Disclaimer: If you or a loved one has Lyme, be warned, the research seems quite depressing. Don’t read this if you are overly emotional, experiencing Lyme brain, Lyme rage or confusion. Do not read if you are currently engaged in any conflict with your insurance company, doctor or family members over the reality and/or treatment of Chronic Lyme. Is there anybody left? 🙂
Gary and I were at our Lyme doctor’s last week. Gary is still just as sick as he has been for the last year (s). I seem to have hit a plateau, no better or worse, minus the typical Lyme flares, in the past several months. Since I was first (Gary and I like to take turns who gets to sit up on the Exam table first at each appointment hehe), I showed my LLMD (“Lyme Literate Medical Doctor”, since after my disclaimer it is likely that there are only non-Lymies reading this!) my Symptom Chart, expressed my frustration at not getting any better, and wondered if it was time for me to come off all of my antibiotics and see what happens after that. Who knows, maybe this is just the way I am going to feel every day?
After checking over my chart, my latest blood work and then after proclaiming my Lymph Nodes “massive,” my LLMD tells me that coming off abx is not an option. She seemed to debate with herself for a moment, then decided to tell us about a conference she attended in May. It was the 2010 Lyme Disease Symposium at the University of New Haven. The topics were “The Challenges of Lyme Disease: Emerging Research and Pediatric Care.” Anything with the words “challenges and “Lyme Disease” in it starts out sounding depressing and overwhelming. As she discussed the conference and the research, it became even more so.
Since I will never be able to interpret all of the research and facts given to us at our appointment, here is a link to a summary of the conference, posted on the NeuroEndocrineImmune (NEI) Center website.

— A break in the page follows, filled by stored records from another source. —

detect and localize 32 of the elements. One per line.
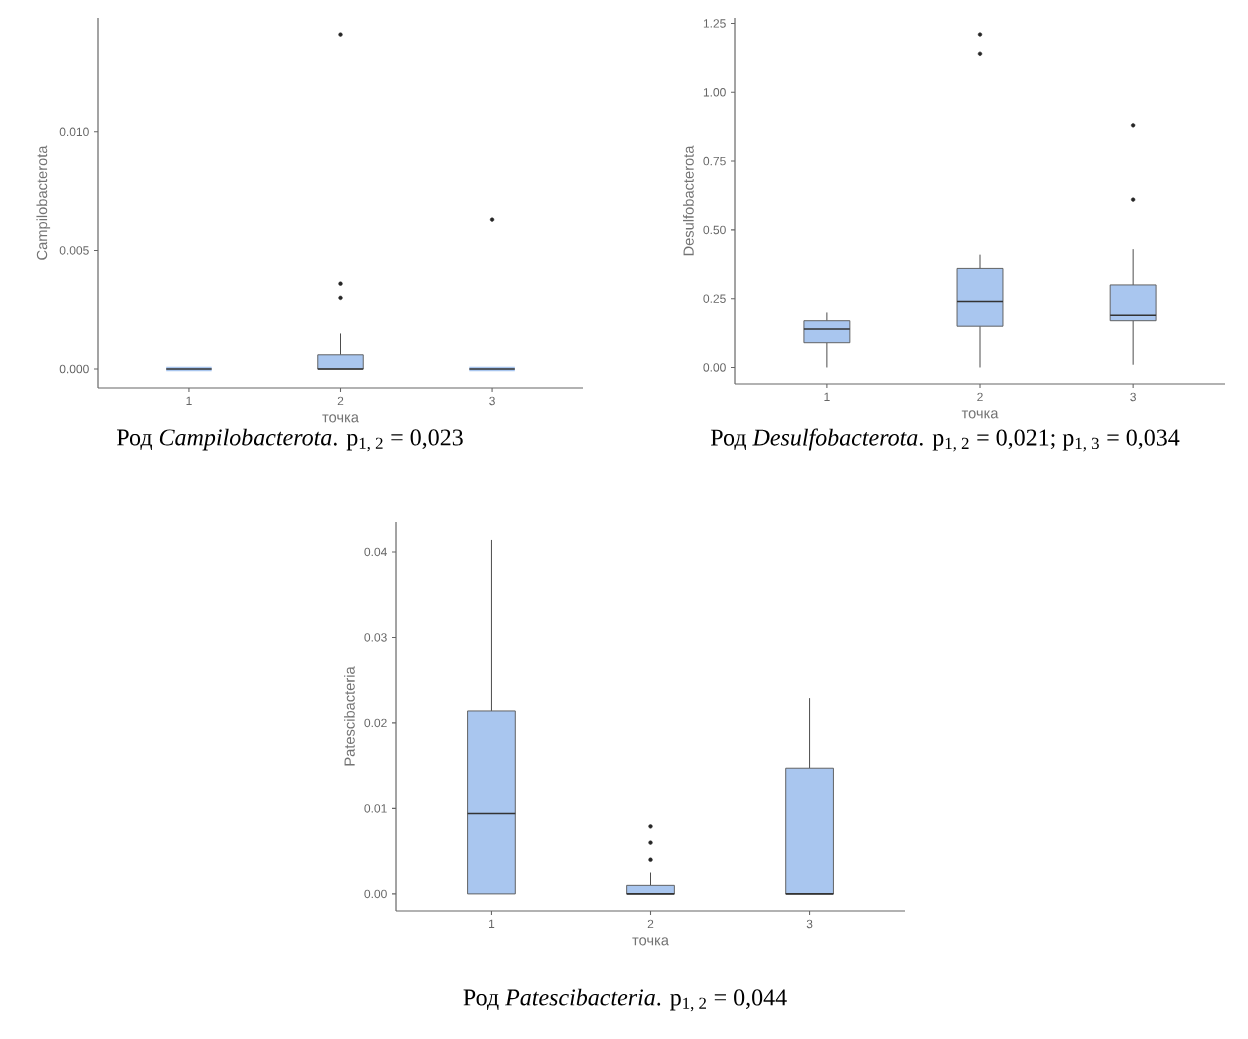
y-tick-label: 0.04 (364, 547, 387, 557)
x-tick-label: 2 (647, 919, 654, 929)
y-tick-label: 0.02 (364, 718, 387, 728)
y-axis-title: Desulfobacterota (683, 145, 694, 256)
x-tick-label: 3 (489, 396, 495, 406)
text: Род Desulfobacterota. p$_{1, 2}$ = 0,021; p$_{1, 3}$ = 0,034 (710, 428, 1180, 452)
y-tick-label: 0.00 (703, 363, 726, 372)
y-tick-label: 0.50 (703, 225, 726, 235)
x-tick-label: 3 (1130, 392, 1136, 402)
y-tick-label: 0.75 (703, 156, 726, 166)
y-tick-label: 0.010 (59, 127, 89, 137)
y-tick-label: 0.00 (364, 889, 387, 899)
y-tick-label: 0.005 (59, 246, 89, 255)
x-tick-label: 1 (489, 919, 495, 928)
y-tick-label: 0.25 (703, 294, 726, 303)
x-tick-label: 1 (824, 392, 830, 401)
y-axis-title: Campilobacterota (36, 145, 51, 260)
x-tick-label: 2 (977, 392, 983, 402)
x-tick-label: 1 (186, 396, 192, 405)
text: Род Campilobacterota. p$_{1, 2}$ = 0,023 (116, 428, 463, 452)
y-tick-label: 1.00 (703, 88, 726, 97)
y-tick-label: 0.01 (364, 804, 387, 813)
y-tick-label: 0.03 (364, 633, 387, 642)
y-tick-label: 1.25 (703, 19, 726, 28)
y-axis-title: Patescibacteria (344, 666, 355, 766)
y-tick-label: 0.000 (59, 364, 89, 374)
x-axis-title: точка (322, 414, 359, 423)
text: Род Patescibacteria. p$_{1, 2}$ = 0,044 (463, 988, 787, 1012)
x-tick-label: 2 (337, 396, 344, 406)
x-tick-label: 3 (806, 919, 813, 929)
x-axis-title: точка (632, 937, 669, 946)
x-axis-title: точка (961, 410, 999, 419)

Basically, the research is showing that the Lyme bacteria are much more complex than it was first thought, even by LLMD’s. Due to its ability to adapt to the host and to create a protective biofilm, many of the recognized abx that are used to treat Lyme may actually create even more bacteria in a cyst form. Penicillin and Doxy both increased the number of the round(cyst) form of the Borellia bacteria. However, when used in combination with Flagyl or Tinidazole, Doxy shows a more effective treatment and reduction of both forms of the bacteria.
So this sounds pretty promising that there is a combination of medications that might actually HELP!
Eh- don’t get so excited unless you have a really, really good prescription plan or are wealthy enough that $500/month for a Rx doesn’t hurt your financials. Sadly, Gary and I don’t fall into either category. Neither Medicare nor Healthnet covered Tinidazole. If we could pay out-of-pocket, it would be $450-$500 a month for each of us. That was a big bummer.
So after all of that, Gary is staying on his combination of Biaxin, Minocycline and Flagyl, which he hates because of the very nasty side effects. I am sticking with Minocycline and Doxy. We’ll have to see when and if our insurance companies cover Tinidazole, and go from there.
To end on a positive note, I am very happy that there is such excellent and informative research being done. If not for the people who are leading this field, we Lymies would be much worse off.